Thoughts of Spring: An Encore at the Staatsoper

Columns | Oliver Macdonald | February 2011

As we begin the second half of the season we can look back at the first half with great satisfaction at a large number of outstanding productions and performances. If I had to choose just one opera a month I would begin with Handel’s Semele at Theater an der Wien for September. October was Donizetti’s Lucrezia Borgia with an outstanding cast led by Edita Gruberova and Michele Pertusi. The final performance of the five will be remembered as one of the great nights at the Staatsoper. The cast enjoyed the prolonged and well-deserved standing ovation. November has to be Verdi’s Rigoletto – because it was the only opera I saw in Vienna that month.

December belongs to the Mexican composer, Daniel Catan. His 2010 opera Il Postino, with Placido Domingo as the exiled Chilean poet Pablo Neruda, made its European debut to acclaim in Theater an der Wien. More of this below.

Andre Serban’s production of Massenet’s Werther  first hit the boards in the Staatsoper in February 2005 and had 35 performances, many of them very memorable, up to this year. However, the four performances in January, with Jonas Kaufmann and Sophie Koch as Werther and Charlotte, exceeded all expectations. These two performed with vocal beauty, sensitivity and explosive passion throughout. The final night was  intense. Werther was so fired up by Charlotte and her agonised struggle that his aria "O, soupire de printemps" had to be repeated before the audience would allow the show to continue. The electric energy from the stage was fed back to them by a rapt audience. From there on, the pair transcended all norms of excellence. They were Werther and Charlotte, hurled inescapably through the consuming passions of their love until he dies, as she, face and arms bloodied by his mortal wounds, clasps him to her as he expires. At the end they knew that it was an exceptional performance. So did the orchestra, which under the baton of Frederic Chaslin had stoked the fires throughout, as did the grateful audience. Another one of the really great nights at the opera.

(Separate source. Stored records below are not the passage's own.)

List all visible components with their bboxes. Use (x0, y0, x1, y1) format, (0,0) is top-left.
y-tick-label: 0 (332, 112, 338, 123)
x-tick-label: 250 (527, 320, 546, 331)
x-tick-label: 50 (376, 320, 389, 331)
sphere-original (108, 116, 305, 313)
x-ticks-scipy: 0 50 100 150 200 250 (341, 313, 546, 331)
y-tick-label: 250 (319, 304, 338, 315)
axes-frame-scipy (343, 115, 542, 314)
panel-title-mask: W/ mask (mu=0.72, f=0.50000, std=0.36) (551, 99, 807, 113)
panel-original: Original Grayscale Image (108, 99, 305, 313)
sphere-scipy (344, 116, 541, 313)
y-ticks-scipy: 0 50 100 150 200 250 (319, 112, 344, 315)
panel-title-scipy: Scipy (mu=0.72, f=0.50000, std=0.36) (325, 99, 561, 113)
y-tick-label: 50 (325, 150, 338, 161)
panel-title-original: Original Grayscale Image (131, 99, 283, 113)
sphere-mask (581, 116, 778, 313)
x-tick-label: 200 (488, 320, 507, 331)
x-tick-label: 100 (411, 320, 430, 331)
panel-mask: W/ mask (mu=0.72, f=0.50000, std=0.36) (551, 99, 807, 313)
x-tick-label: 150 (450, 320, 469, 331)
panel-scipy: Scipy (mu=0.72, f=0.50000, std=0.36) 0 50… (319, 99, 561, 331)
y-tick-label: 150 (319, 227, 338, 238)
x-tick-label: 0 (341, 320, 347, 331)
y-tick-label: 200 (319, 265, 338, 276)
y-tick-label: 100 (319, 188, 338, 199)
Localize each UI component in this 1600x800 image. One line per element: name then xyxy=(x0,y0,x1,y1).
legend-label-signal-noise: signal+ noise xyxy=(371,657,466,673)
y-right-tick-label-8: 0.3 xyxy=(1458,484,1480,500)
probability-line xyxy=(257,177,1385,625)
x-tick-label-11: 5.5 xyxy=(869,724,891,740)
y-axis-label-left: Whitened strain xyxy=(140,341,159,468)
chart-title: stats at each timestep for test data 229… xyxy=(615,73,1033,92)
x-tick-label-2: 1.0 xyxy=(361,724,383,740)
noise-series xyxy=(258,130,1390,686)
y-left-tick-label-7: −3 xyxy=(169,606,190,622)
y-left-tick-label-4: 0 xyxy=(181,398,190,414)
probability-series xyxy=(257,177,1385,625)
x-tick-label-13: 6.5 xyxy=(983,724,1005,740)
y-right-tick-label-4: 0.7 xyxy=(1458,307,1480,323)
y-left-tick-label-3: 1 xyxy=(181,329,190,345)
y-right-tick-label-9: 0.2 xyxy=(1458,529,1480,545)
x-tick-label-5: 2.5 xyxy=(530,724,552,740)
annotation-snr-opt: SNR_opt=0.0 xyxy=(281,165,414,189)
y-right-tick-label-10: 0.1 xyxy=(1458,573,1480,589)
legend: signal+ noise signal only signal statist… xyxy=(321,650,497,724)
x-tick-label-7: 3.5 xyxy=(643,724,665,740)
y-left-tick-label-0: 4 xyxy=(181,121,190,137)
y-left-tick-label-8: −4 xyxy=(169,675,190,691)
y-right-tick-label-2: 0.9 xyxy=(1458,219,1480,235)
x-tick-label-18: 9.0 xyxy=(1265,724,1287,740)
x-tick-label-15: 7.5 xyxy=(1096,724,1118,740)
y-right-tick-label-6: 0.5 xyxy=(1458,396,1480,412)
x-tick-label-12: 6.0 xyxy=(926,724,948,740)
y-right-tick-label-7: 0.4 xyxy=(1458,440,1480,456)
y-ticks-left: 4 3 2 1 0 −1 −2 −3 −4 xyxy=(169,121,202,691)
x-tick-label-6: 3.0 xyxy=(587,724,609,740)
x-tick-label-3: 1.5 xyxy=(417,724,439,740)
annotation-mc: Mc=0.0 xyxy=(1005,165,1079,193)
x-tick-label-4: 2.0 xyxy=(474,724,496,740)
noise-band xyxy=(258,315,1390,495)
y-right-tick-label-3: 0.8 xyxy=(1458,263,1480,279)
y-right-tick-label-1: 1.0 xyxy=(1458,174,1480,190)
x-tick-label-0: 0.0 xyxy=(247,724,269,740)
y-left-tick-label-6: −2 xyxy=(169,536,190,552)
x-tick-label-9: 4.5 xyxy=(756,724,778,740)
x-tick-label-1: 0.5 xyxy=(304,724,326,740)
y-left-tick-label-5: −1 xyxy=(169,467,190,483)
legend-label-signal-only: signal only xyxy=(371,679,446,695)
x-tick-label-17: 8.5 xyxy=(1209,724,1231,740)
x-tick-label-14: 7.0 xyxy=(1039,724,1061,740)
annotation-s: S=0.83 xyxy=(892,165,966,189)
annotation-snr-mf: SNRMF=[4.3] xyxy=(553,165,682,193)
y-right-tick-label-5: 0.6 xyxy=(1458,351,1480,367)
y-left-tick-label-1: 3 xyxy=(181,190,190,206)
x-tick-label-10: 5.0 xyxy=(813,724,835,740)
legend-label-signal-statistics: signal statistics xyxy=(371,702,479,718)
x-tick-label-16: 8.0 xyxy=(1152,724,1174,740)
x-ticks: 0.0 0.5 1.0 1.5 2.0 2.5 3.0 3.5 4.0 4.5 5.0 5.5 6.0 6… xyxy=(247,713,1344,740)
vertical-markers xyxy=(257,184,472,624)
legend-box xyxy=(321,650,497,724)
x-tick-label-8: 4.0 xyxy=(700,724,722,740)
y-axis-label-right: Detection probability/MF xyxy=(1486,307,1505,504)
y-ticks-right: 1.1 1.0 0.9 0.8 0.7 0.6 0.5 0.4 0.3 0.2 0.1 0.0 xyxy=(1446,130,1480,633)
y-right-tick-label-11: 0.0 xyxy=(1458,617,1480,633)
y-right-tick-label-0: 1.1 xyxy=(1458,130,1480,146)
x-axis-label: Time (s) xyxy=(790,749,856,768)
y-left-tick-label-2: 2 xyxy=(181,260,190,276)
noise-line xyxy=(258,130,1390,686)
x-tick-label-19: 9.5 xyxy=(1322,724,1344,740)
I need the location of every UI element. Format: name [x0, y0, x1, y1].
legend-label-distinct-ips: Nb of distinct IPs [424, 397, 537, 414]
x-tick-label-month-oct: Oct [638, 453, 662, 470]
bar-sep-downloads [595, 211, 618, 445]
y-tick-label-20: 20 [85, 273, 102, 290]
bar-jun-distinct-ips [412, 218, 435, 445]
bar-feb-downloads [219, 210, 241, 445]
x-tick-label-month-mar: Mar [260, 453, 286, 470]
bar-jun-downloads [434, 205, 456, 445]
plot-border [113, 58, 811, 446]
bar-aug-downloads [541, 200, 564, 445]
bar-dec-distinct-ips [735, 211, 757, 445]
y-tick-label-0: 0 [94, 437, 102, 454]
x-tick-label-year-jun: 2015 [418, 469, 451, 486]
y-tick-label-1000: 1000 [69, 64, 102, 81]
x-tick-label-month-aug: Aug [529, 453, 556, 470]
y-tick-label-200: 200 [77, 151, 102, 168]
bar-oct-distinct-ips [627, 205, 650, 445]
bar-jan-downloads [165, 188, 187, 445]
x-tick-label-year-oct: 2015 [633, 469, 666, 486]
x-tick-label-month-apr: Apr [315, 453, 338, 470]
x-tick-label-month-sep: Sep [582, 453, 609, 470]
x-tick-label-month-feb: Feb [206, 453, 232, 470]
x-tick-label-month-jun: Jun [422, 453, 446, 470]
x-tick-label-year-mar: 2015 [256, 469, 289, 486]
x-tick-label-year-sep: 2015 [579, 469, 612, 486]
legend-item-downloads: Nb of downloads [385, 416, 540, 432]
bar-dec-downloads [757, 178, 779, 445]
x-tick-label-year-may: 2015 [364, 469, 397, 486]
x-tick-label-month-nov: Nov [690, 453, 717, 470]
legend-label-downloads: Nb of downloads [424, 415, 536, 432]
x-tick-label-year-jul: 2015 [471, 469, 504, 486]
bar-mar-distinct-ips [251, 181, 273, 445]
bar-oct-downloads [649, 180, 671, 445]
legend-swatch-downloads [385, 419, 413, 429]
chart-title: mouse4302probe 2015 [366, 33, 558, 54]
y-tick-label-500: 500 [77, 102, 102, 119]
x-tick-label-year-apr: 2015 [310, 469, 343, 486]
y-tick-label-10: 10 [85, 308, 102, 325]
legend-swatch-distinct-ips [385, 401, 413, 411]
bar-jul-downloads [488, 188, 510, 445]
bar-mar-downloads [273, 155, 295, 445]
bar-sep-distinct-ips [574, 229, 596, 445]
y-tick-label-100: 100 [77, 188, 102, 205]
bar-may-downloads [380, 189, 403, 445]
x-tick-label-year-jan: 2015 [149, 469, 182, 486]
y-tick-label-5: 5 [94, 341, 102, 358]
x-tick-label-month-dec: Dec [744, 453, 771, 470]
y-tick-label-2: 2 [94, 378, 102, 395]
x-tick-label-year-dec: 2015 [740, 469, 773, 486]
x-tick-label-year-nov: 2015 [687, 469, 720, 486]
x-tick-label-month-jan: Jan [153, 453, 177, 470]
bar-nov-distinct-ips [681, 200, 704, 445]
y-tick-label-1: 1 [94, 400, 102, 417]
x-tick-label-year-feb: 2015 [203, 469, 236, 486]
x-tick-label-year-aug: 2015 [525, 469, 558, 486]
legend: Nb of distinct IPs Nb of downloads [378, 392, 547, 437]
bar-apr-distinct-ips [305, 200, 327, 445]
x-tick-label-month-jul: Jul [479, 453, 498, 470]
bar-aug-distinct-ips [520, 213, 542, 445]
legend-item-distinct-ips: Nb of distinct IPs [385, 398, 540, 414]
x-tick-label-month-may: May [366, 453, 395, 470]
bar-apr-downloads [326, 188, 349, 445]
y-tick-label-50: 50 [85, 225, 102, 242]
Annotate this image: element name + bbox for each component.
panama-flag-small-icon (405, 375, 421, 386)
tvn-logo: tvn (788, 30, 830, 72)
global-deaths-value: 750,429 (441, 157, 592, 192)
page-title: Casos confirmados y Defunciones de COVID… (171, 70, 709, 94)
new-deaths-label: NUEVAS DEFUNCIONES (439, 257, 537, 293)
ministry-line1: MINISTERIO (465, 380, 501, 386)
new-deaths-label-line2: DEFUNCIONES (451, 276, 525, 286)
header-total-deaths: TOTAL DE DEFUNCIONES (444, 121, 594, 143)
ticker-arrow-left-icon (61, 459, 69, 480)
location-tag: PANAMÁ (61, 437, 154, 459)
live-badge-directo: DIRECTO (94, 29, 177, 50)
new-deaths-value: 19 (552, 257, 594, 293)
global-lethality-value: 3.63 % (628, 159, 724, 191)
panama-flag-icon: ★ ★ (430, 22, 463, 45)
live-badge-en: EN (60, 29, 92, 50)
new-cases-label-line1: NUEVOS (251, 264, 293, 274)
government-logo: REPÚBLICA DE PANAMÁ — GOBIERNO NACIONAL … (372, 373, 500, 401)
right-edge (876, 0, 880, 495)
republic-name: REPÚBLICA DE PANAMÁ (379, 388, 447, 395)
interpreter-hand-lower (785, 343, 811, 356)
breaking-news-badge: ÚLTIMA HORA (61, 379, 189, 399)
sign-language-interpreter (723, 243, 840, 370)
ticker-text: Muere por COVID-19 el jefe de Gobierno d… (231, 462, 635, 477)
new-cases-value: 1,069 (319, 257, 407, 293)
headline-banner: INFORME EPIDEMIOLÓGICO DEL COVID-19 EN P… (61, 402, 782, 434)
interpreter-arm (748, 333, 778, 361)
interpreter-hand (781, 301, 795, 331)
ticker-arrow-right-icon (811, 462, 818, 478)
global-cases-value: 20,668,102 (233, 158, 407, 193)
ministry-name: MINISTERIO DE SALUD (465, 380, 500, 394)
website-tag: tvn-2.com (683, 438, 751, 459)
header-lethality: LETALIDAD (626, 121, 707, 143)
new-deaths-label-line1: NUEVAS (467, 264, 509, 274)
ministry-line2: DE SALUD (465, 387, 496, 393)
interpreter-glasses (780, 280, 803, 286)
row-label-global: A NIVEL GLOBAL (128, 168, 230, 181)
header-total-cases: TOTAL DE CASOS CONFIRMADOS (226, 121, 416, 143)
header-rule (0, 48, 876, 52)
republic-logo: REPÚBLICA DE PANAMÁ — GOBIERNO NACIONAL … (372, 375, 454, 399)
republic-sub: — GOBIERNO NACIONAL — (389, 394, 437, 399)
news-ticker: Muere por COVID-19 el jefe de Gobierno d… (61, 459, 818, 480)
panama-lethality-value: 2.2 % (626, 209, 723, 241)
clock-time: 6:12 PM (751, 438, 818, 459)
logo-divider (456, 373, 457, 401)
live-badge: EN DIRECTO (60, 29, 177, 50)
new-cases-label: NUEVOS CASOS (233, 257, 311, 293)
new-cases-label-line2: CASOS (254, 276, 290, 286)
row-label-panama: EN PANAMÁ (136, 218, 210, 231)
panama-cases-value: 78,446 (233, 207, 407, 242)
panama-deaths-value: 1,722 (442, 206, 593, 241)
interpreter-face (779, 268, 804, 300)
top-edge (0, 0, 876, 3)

Il Postino is of special significance. The story of the relationship between the Chilean poet, Pablo Neruda (1904-1973) and Mario, the young postman on the island where Neruda and his wife are living in exile, is quite well known thanks mainly to a very successful film made in 1994. The film shifted the location to an Italian island. This setting is retained by Catan in his opera.

The young postman, Mario, notices that nearly all the letters for Neruda are from women. He figures that his romantic endeavours would be much more successful if he could write poetry (Don’t we all?) so he asks Neruda to teach him how.

The music is a mix. Sometimes it was a symphonic poem, occasionally a very boisterous one. More memorable were the many moments of great lyrical beauty and sensitivity, as might be found in Puccini, matched vocally and dramatically by the great maestro and the rest of the cast. The background of a tiny island community, typically set in their ways contrasts beautifully with the quiet, sophisticated pair of exiles and is the source of some fine, gentle comedy.

The warm settled relationship of Neruda and his wife, Mathilde (sung and played so well by Christina Gallardo-Domas), is the perfect foil to the young, zealous passion of Mario (Israel Lozano) for his Beatrice (Amanda Squitieri). A very special touch was the performance of Mario’s father doing his party piece at his son’s wedding. This opportunity for an aria was given over to the sound of the island - a folk song sung in the traditional style, more reminiscent of a flamenco song than of classical opera.

And the tragedy of a promise not kept, which I will not reveal, was heart- rending. Placido Domingo as Pablo was magnificent as he reacts to meeting the son of the by-then departed Mario, who is named…….Pablito!  All very touching.

There is a lot of good opera in store for February. Some of my favourites can be found in the Events calendar on page 25. The second of the new productions of Mozart’s operas with libretti by Lorenzo Da Ponte will appear in the Staatsoper in the middle of the month. The French soprano Jael Azzaretti will make her house debut as Juliette opposite Massimo Giordano as Romeo in this remarkable production of Charles Gounod’s opera. The lighting "architecture", as it is described in the programme notes, and the wonderfully colourful costumes are unforgettable.

Benjamin Britten fans have a double whammy awaiting them with the return of Billy Budd to the Staatsoper and the premiere of a new production of The Rape of Lucretia in Theater an der Wien with Angelika Kirchschlager in the title role. Puccini is well represented in the programmes too. The Staatsoper is showing more performances of the legendary Franco Zeffirelli’s production of La Bohème and one more of Madam Butterfly. Over in the Volksoper, there is the double bill of two of his one act operas Gianni Schicchi and Il Tabarro (the Mantle).